On peut aussi combiner les ruses, surtout quand il s’agit d’une ménagère ou mieux encore de son innocent chérubin. La grosse ouverture sur le shampoing démêlant nouvelle recette à la fraise des bois et PAF, voici un demi-litre de shampoing biologique dans la sale menotte du chérubin ! La ménagère n’a plus qu’à aller acheter un autre shampoing, elle n’avait qu’à le surveiller en train de prendre son bain ! HOHOHO !
Les familles sont de toute façon si naïves et faciles à rouler dans la farine qu 'il suffit d'offrir un MAXIPACK ou un format familial pour qu'elles sautent dessus, sûres de la bonne affaire sans contrôler le prix surtout avec un cadeau (il ouvre des guillemets invisibles de ses doigts crochus) gratuit à l'intérieur.
Car bien sûr, les plus faciles à berner sont les enfants. Les chewing-gums, les images autocollantes, les cadeaux à collectionner. Ils sont si adorablement bêtes qu’ils ne se rendent même pas compte de la supercherie. Ils en redemandent. Qui paye ? Les parents ! Qui s’enrichit ? MOI !

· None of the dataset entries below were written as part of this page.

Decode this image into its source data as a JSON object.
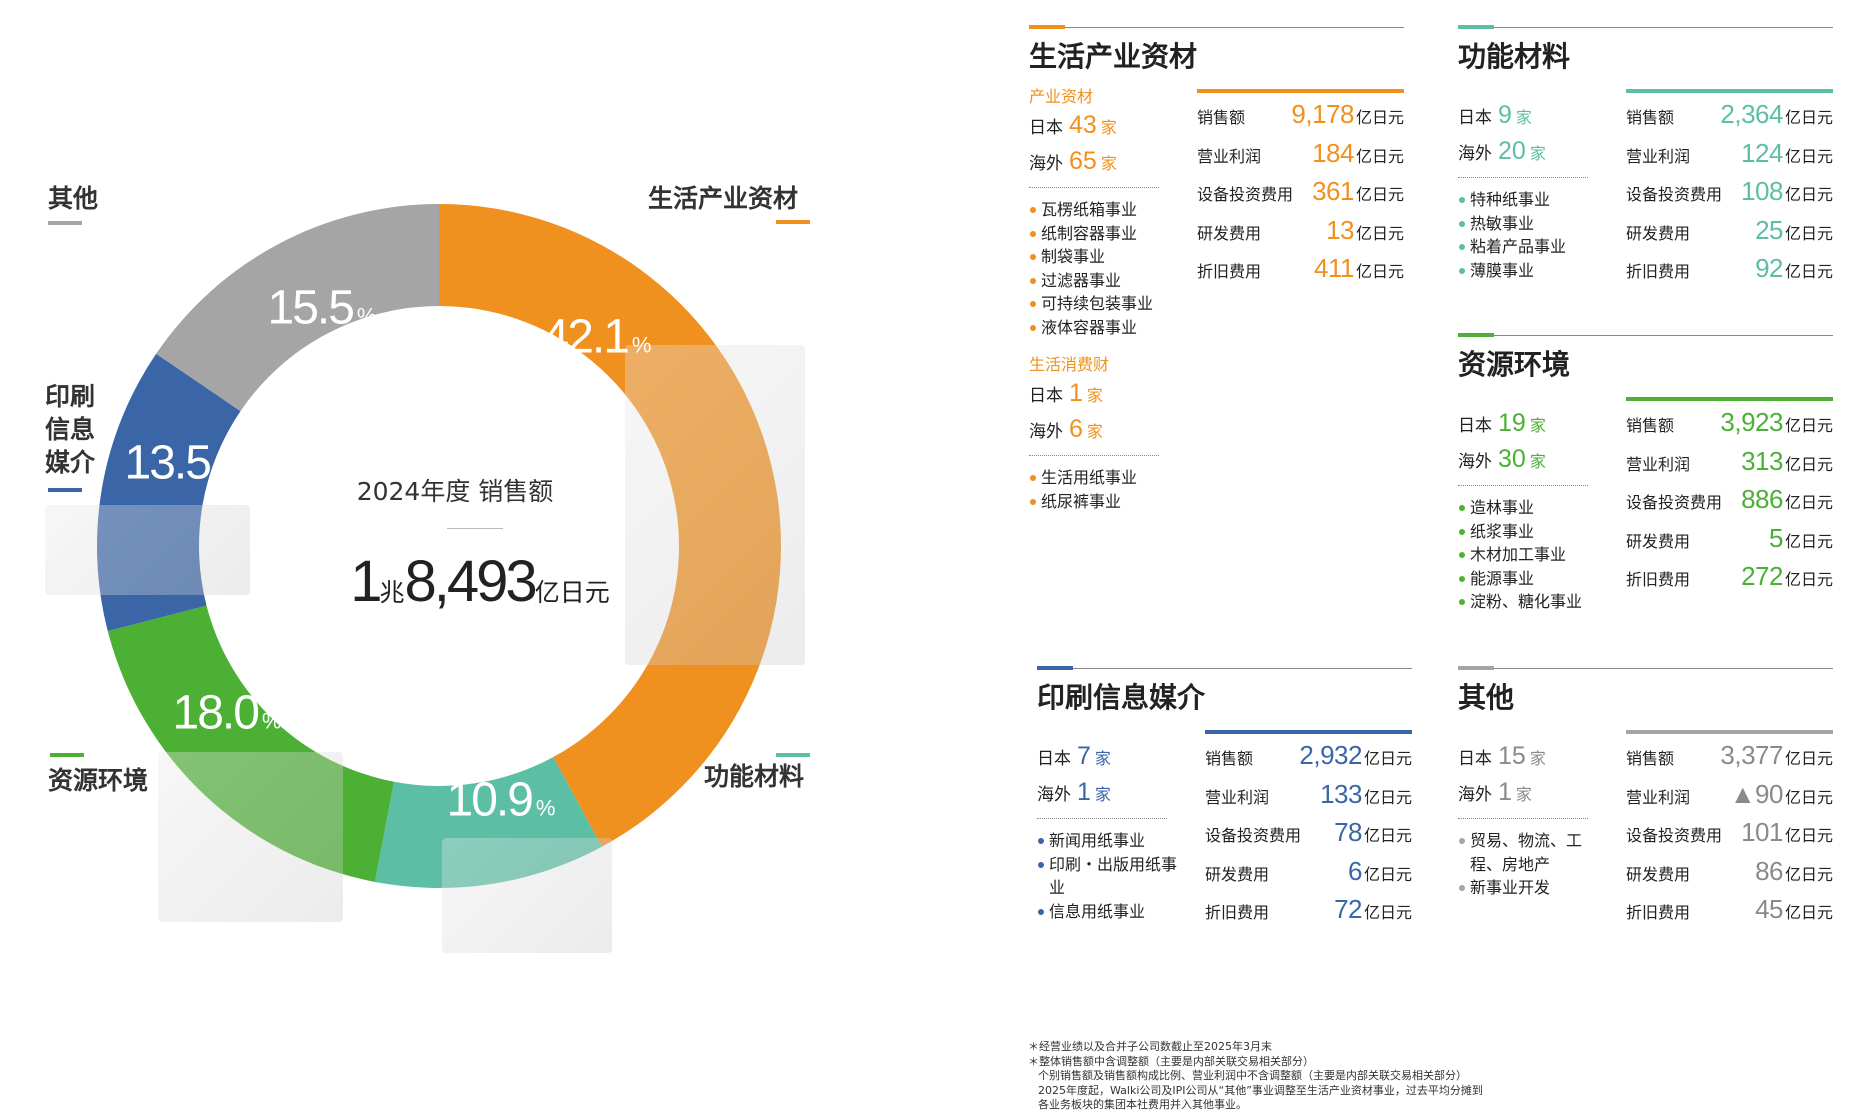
{
  "colors": {
    "orange": "#f0901e",
    "teal": "#5cbfa5",
    "green": "#4cb035",
    "blue": "#3a66a8",
    "gray": "#a5a5a5"
  },
  "chart_data": {
    "type": "pie",
    "title": "2024年度 销售额",
    "total": {
      "prefix": "1",
      "prefix_unit": "兆",
      "value": "8,493",
      "unit": "亿日元"
    },
    "categories": [
      "生活产业资材",
      "功能材料",
      "资源环境",
      "印刷信息媒介",
      "其他"
    ],
    "values": [
      42.1,
      10.9,
      18.0,
      13.5,
      15.5
    ],
    "labels": [
      "42.1",
      "10.9",
      "18.0",
      "13.5",
      "15.5"
    ],
    "pct_unit": "%",
    "colors": [
      "#f0901e",
      "#5cbfa5",
      "#4cb035",
      "#3a66a8",
      "#a5a5a5"
    ],
    "donut": true
  },
  "donut_labels": {
    "life": "生活产业资材",
    "func": "功能材料",
    "res": "资源环境",
    "print": "印刷信息媒介",
    "other": "其他"
  },
  "panels": [
    {
      "key": "life",
      "title": "生活产业资材",
      "color": "#f0901e",
      "groups": [
        {
          "sub": "产业资材",
          "japan": {
            "label": "日本",
            "n": "43",
            "u": "家"
          },
          "overseas": {
            "label": "海外",
            "n": "65",
            "u": "家"
          },
          "items": [
            "瓦楞纸箱事业",
            "纸制容器事业",
            "制袋事业",
            "过滤器事业",
            "可持续包装事业",
            "液体容器事业"
          ]
        },
        {
          "sub": "生活消费财",
          "japan": {
            "label": "日本",
            "n": "1",
            "u": "家"
          },
          "overseas": {
            "label": "海外",
            "n": "6",
            "u": "家"
          },
          "items": [
            "生活用纸事业",
            "纸尿裤事业"
          ]
        }
      ],
      "stats": [
        {
          "label": "销售额",
          "value": "9,178",
          "unit": "亿日元"
        },
        {
          "label": "营业利润",
          "value": "184",
          "unit": "亿日元"
        },
        {
          "label": "设备投资费用",
          "value": "361",
          "unit": "亿日元"
        },
        {
          "label": "研发费用",
          "value": "13",
          "unit": "亿日元"
        },
        {
          "label": "折旧费用",
          "value": "411",
          "unit": "亿日元"
        }
      ]
    },
    {
      "key": "func",
      "title": "功能材料",
      "color": "#5cbfa5",
      "groups": [
        {
          "japan": {
            "label": "日本",
            "n": "9",
            "u": "家"
          },
          "overseas": {
            "label": "海外",
            "n": "20",
            "u": "家"
          },
          "items": [
            "特种纸事业",
            "热敏事业",
            "粘着产品事业",
            "薄膜事业"
          ]
        }
      ],
      "stats": [
        {
          "label": "销售额",
          "value": "2,364",
          "unit": "亿日元"
        },
        {
          "label": "营业利润",
          "value": "124",
          "unit": "亿日元"
        },
        {
          "label": "设备投资费用",
          "value": "108",
          "unit": "亿日元"
        },
        {
          "label": "研发费用",
          "value": "25",
          "unit": "亿日元"
        },
        {
          "label": "折旧费用",
          "value": "92",
          "unit": "亿日元"
        }
      ]
    },
    {
      "key": "res",
      "title": "资源环境",
      "color": "#4cb035",
      "groups": [
        {
          "japan": {
            "label": "日本",
            "n": "19",
            "u": "家"
          },
          "overseas": {
            "label": "海外",
            "n": "30",
            "u": "家"
          },
          "items": [
            "造林事业",
            "纸浆事业",
            "木材加工事业",
            "能源事业",
            "淀粉、糖化事业"
          ]
        }
      ],
      "stats": [
        {
          "label": "销售额",
          "value": "3,923",
          "unit": "亿日元"
        },
        {
          "label": "营业利润",
          "value": "313",
          "unit": "亿日元"
        },
        {
          "label": "设备投资费用",
          "value": "886",
          "unit": "亿日元"
        },
        {
          "label": "研发费用",
          "value": "5",
          "unit": "亿日元"
        },
        {
          "label": "折旧费用",
          "value": "272",
          "unit": "亿日元"
        }
      ]
    },
    {
      "key": "print",
      "title": "印刷信息媒介",
      "color": "#3a66a8",
      "groups": [
        {
          "japan": {
            "label": "日本",
            "n": "7",
            "u": "家"
          },
          "overseas": {
            "label": "海外",
            "n": "1",
            "u": "家"
          },
          "items": [
            "新闻用纸事业",
            "印刷・出版用纸事业",
            "信息用纸事业"
          ]
        }
      ],
      "stats": [
        {
          "label": "销售额",
          "value": "2,932",
          "unit": "亿日元"
        },
        {
          "label": "营业利润",
          "value": "133",
          "unit": "亿日元"
        },
        {
          "label": "设备投资费用",
          "value": "78",
          "unit": "亿日元"
        },
        {
          "label": "研发费用",
          "value": "6",
          "unit": "亿日元"
        },
        {
          "label": "折旧费用",
          "value": "72",
          "unit": "亿日元"
        }
      ]
    },
    {
      "key": "other",
      "title": "其他",
      "color": "#8a8a8a",
      "line": "#a5a5a5",
      "groups": [
        {
          "japan": {
            "label": "日本",
            "n": "15",
            "u": "家"
          },
          "overseas": {
            "label": "海外",
            "n": "1",
            "u": "家"
          },
          "items": [
            "贸易、物流、工程、房地产",
            "新事业开发"
          ]
        }
      ],
      "stats": [
        {
          "label": "销售额",
          "value": "3,377",
          "unit": "亿日元"
        },
        {
          "label": "营业利润",
          "value": "▲90",
          "unit": "亿日元"
        },
        {
          "label": "设备投资费用",
          "value": "101",
          "unit": "亿日元"
        },
        {
          "label": "研发费用",
          "value": "86",
          "unit": "亿日元"
        },
        {
          "label": "折旧费用",
          "value": "45",
          "unit": "亿日元"
        }
      ]
    }
  ],
  "notes": [
    "＊经营业绩以及合并子公司数截止至2025年3月末",
    "＊整体销售额中含调整额（主要是内部关联交易相关部分）",
    "个别销售额及销售额构成比例、营业利润中不含调整额（主要是内部关联交易相关部分）",
    "2025年度起，Walki公司及IPI公司从“其他”事业调整至生活产业资材事业，过去平均分摊到",
    "各业务板块的集团本社费用并入其他事业。"
  ]
}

Les femmes sont encore plus stupides que les enfants et presqu'autant que leurs maris. Un beau packaging doré et une jolie boîte à faux-fond et le tour est joué ! Et... j'ose à peine vous le dire parce que vous êtes la clientèle cible mais... si on écrit « anti-rides », ou mieux encore « soin lissant » ou « éclat jeunesse » parce que les coquettes détestent qu'on pense qu'elles puissent être victime du temps qui passe, on peut multiplier les prix autant qu'on veut. Par 10, par 100, et même par 1000 ! Plus c'est cher, plus elles y croient et plus je m'enrichis ! Si vous voulez je pourrais vous donner un pot gratuit, vous devri... ah, ça ne vous intéresse pas ? Bon, ben, vous pouvez garder vos rides alors.
Il faut dire qu’il n’y a pas de mal à profiter de la niaiserie d’autrui. Après tout, personne ne les oblige à consommer autant. C’est très mauvais pour l’environn… (DING DONG) Tout comme ce consommateur stupide et pollueur. Laissons-le sonner et revenons à notre conversation : j’ai remarqué qu’en précisant sur le packaging qu’un euro serait attribué à la reforestation ou aux enfants mourant de faim, je peux encore augmenter le prix de deux eur… Quoi encore ?
Ah, vous tenez vraiment à le faire entrer ? Dans ce cas, tenez, ma bonne dame ! (Il se lève en laissant les paquets sur le divan.) Ce ne sont pas de vrais cadeaux, seulement des pièges à abrutis de clients. Je vous les laisse.
Le prochain patient entre et jette un œil inquisiteur sur la montagne de produits.